Human Choice Prediction in Language-based Persuasion Games: Simulation-based Off-Policy Evaluation

TL;DR

This work tackles predicting human decisions in off-policy evaluation for language-based persuasion games by integrating real human-bot interaction data with a simulation-based data augmentation framework. The proposed approach uses a mixture of interpretable DM heuristics (Trustful, Language-based, Random) and an improving oracle to generate additional data, enabling robust OPE for unseen expert bots. Empirical results show that training with combined real and simulated data substantially improves prediction accuracy on hard instances (e.g., LSTM+S up by $7.1\%$ in the top 15% hardest cases) while maintaining performance on easier cases, with EF-based language representations outperforming embedding methods as simulation intensifies. The dataset of 87K decisions and the accompanying code are publicly released, underscoring the method's cost-effectiveness, interpretability, and potential applicability to other human-in-the-loop decision tasks in recommender systems and economic interactions.

Abstract

Recent advances in Large Language Models (LLMs) have spurred interest in designing LLM-based agents for tasks that involve interaction with human and artificial agents. This paper addresses a key aspect in the design of such agents: predicting human decisions in off-policy evaluation (OPE). We focus on language-based persuasion games, where an expert aims to influence the decision-maker through verbal messages. In our OPE framework, the prediction model is trained on human interaction data collected from encounters with one set of expert agents, and its performance is evaluated on interactions with a different set of experts.
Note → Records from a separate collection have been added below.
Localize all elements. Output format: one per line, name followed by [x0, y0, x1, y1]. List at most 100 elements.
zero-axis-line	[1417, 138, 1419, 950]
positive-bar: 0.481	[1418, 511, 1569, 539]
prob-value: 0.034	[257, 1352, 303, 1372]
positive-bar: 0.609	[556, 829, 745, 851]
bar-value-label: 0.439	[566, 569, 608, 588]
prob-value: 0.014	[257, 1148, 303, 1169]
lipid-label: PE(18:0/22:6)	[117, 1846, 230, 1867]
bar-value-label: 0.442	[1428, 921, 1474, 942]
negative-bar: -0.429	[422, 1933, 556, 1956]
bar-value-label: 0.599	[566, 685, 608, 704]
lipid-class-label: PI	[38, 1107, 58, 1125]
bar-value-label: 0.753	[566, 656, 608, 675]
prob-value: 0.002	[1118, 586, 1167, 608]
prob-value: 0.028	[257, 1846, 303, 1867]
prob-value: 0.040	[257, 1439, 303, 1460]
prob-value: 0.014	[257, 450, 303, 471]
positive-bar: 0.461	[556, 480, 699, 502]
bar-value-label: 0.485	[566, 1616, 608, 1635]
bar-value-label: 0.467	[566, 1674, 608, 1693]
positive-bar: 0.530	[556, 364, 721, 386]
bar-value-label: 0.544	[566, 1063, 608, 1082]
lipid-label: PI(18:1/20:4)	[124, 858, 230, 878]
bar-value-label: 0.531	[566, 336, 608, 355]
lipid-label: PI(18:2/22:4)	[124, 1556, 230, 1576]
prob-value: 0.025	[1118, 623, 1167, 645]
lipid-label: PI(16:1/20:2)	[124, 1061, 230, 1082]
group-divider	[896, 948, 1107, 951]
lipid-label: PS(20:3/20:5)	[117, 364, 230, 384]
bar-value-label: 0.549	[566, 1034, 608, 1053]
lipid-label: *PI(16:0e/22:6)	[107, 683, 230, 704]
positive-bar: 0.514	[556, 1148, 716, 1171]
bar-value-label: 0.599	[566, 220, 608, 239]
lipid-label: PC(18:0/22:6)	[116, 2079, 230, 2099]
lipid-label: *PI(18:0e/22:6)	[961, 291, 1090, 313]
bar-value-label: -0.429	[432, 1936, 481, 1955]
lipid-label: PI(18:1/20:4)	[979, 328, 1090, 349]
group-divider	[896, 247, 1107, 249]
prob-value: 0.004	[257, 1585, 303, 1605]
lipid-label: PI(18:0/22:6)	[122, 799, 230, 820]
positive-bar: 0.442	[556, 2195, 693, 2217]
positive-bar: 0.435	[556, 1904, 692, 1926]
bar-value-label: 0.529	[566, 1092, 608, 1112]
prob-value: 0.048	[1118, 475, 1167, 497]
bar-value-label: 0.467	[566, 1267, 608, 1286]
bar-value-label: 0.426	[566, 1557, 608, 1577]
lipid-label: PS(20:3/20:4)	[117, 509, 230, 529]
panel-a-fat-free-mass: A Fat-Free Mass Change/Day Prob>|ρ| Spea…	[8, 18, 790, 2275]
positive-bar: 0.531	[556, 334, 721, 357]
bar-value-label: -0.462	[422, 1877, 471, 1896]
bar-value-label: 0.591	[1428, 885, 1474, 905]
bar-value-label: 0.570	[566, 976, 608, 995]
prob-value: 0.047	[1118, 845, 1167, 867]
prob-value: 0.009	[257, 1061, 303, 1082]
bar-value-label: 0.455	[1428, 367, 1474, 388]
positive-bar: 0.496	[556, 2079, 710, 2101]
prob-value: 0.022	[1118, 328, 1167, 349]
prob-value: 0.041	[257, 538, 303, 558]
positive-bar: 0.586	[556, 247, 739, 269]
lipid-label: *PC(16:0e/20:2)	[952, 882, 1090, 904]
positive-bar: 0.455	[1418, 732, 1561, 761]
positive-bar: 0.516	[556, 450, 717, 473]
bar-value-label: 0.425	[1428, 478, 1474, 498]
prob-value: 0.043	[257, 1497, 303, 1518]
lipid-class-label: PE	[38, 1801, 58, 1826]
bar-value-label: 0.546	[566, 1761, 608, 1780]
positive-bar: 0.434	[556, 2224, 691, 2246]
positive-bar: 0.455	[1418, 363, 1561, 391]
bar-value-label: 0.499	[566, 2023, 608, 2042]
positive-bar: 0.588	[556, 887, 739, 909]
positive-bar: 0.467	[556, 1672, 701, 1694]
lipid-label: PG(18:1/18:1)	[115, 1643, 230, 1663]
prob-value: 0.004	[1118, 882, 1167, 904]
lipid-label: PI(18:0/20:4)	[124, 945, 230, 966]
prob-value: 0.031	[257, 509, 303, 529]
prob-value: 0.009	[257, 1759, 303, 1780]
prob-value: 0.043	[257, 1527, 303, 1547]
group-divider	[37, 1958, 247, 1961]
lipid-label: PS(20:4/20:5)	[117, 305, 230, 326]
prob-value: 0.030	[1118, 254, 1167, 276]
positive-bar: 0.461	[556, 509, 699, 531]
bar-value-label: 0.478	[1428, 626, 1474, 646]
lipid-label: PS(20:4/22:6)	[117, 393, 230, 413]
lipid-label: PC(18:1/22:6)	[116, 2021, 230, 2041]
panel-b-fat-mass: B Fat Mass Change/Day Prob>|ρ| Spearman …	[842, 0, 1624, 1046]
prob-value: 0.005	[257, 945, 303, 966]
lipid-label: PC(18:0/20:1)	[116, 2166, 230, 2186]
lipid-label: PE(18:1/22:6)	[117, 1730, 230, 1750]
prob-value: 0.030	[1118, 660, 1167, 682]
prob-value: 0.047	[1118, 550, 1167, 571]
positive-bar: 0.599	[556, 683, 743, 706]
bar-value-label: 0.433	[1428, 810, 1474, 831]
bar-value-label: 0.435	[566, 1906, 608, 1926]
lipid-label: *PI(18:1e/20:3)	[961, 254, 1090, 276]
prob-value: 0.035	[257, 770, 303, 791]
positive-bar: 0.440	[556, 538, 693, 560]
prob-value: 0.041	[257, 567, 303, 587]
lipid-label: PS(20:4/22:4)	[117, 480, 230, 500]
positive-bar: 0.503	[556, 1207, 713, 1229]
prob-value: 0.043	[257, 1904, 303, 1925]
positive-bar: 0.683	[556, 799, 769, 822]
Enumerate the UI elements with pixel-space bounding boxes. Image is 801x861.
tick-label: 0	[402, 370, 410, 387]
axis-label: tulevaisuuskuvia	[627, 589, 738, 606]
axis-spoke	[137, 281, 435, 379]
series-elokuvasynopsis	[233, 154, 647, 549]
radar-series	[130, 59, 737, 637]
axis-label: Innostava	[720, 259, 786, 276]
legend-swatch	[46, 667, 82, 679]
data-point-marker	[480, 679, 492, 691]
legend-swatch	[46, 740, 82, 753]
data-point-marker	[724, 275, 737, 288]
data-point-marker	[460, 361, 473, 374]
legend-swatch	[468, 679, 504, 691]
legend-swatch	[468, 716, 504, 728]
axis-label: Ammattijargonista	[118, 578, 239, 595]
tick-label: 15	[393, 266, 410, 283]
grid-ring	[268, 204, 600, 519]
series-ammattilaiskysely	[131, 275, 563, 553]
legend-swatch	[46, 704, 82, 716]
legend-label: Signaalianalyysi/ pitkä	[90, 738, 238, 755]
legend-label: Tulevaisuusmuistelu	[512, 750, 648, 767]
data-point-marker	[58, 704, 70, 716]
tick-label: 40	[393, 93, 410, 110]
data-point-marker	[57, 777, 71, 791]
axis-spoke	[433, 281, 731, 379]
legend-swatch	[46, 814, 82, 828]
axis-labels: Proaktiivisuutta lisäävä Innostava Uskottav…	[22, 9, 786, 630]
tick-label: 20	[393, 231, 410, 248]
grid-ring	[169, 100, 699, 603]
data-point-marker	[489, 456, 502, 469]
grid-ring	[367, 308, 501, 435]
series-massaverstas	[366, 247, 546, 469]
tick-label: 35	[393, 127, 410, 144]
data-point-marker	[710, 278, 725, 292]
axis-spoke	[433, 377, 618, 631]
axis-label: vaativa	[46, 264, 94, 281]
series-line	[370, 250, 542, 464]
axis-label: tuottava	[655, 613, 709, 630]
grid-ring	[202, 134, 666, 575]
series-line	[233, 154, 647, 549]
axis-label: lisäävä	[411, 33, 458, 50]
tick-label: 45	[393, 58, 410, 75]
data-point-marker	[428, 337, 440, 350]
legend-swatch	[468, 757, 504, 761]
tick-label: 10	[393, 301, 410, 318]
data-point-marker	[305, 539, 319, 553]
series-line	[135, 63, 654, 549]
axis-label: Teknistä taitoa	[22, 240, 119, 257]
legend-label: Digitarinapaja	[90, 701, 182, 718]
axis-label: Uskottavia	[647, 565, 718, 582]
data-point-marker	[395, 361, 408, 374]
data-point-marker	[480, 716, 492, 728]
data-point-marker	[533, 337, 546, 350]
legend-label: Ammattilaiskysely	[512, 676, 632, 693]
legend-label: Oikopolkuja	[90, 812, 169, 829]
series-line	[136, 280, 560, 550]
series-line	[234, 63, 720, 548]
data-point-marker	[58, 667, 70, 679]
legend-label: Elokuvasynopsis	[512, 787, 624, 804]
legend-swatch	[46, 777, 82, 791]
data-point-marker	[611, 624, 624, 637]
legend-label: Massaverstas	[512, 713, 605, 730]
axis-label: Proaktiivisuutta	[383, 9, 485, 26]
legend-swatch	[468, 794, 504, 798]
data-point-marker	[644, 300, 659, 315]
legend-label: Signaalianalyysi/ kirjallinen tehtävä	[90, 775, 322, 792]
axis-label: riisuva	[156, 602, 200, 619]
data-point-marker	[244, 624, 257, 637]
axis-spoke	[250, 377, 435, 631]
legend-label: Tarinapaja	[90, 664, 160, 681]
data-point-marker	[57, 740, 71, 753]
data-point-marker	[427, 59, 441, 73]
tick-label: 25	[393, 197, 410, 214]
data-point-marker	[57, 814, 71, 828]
Using a dedicated application, we collected a dataset of 87K decisions from humans playing a repeated decision-making game with artificial agents. To enhance off-policy performance, we propose a simulation technique involving interactions across the entire agent space and simulated decision-makers. Our learning strategy yields significant OPE gains, e.g., improving prediction accuracy in the top 15% challenging cases by 7.1%. Our code and the large dataset we collected and generated are submitted as supplementary material and publicly available in our GitHub repository: https://github.com/eilamshapira/HumanChoicePrediction

Figures (14)

• Figure 1: Illustration of a single round in the language-based persuasion game. The bot expert starts by analyzing the interaction history from prior rounds (not depicted in the illustration) alongside a set of seven reviews, each consisting of a textual description and an associated score. Following a predefined strategy, it selects one review from the set and transmits only its textual content to the human Decision Maker (DM). The DM then evaluates the received review in the context of the full interaction history and chooses an action. In the final step, both the expert and the DM receive their payoffs, which are determined by the DM’s choice and the hotel's actual quality.
• Figure 2: A sample review from our hotel review dataset. The agent is exposed to both the textual part and the numerical rating of the review. The agent sends only the textual signal to the DM, which is not exposed to the numerical rating.
• Figure 3: An example strategy from the $E_\mathcal{B}$ set.
• Figure 4: Example of the update process of the temperament vector of a simulated-DM. Each simulated DM is assigned a nature vector, representing its inherent action probabilities. At the start of an interaction with a new agent, the DM’s temperament vector is initialized to that nature vector. In each round, the DM’s action is randomly chosen according to the probabilities in the temperament vector. After the round, the temperament vector is updated so that, with some positive probability, the likelihood of playing Oracle increases, while the probabilities of playing all other actions decrease.
• Figure 5: Performance of the models on different sets of hard (top) and easy (bottom) examples, with 95% bootstrap confidence intervals. Training on a combination of human-bot interaction and simulated data improves model performance on the hard sets without harming their performance on the easy sets.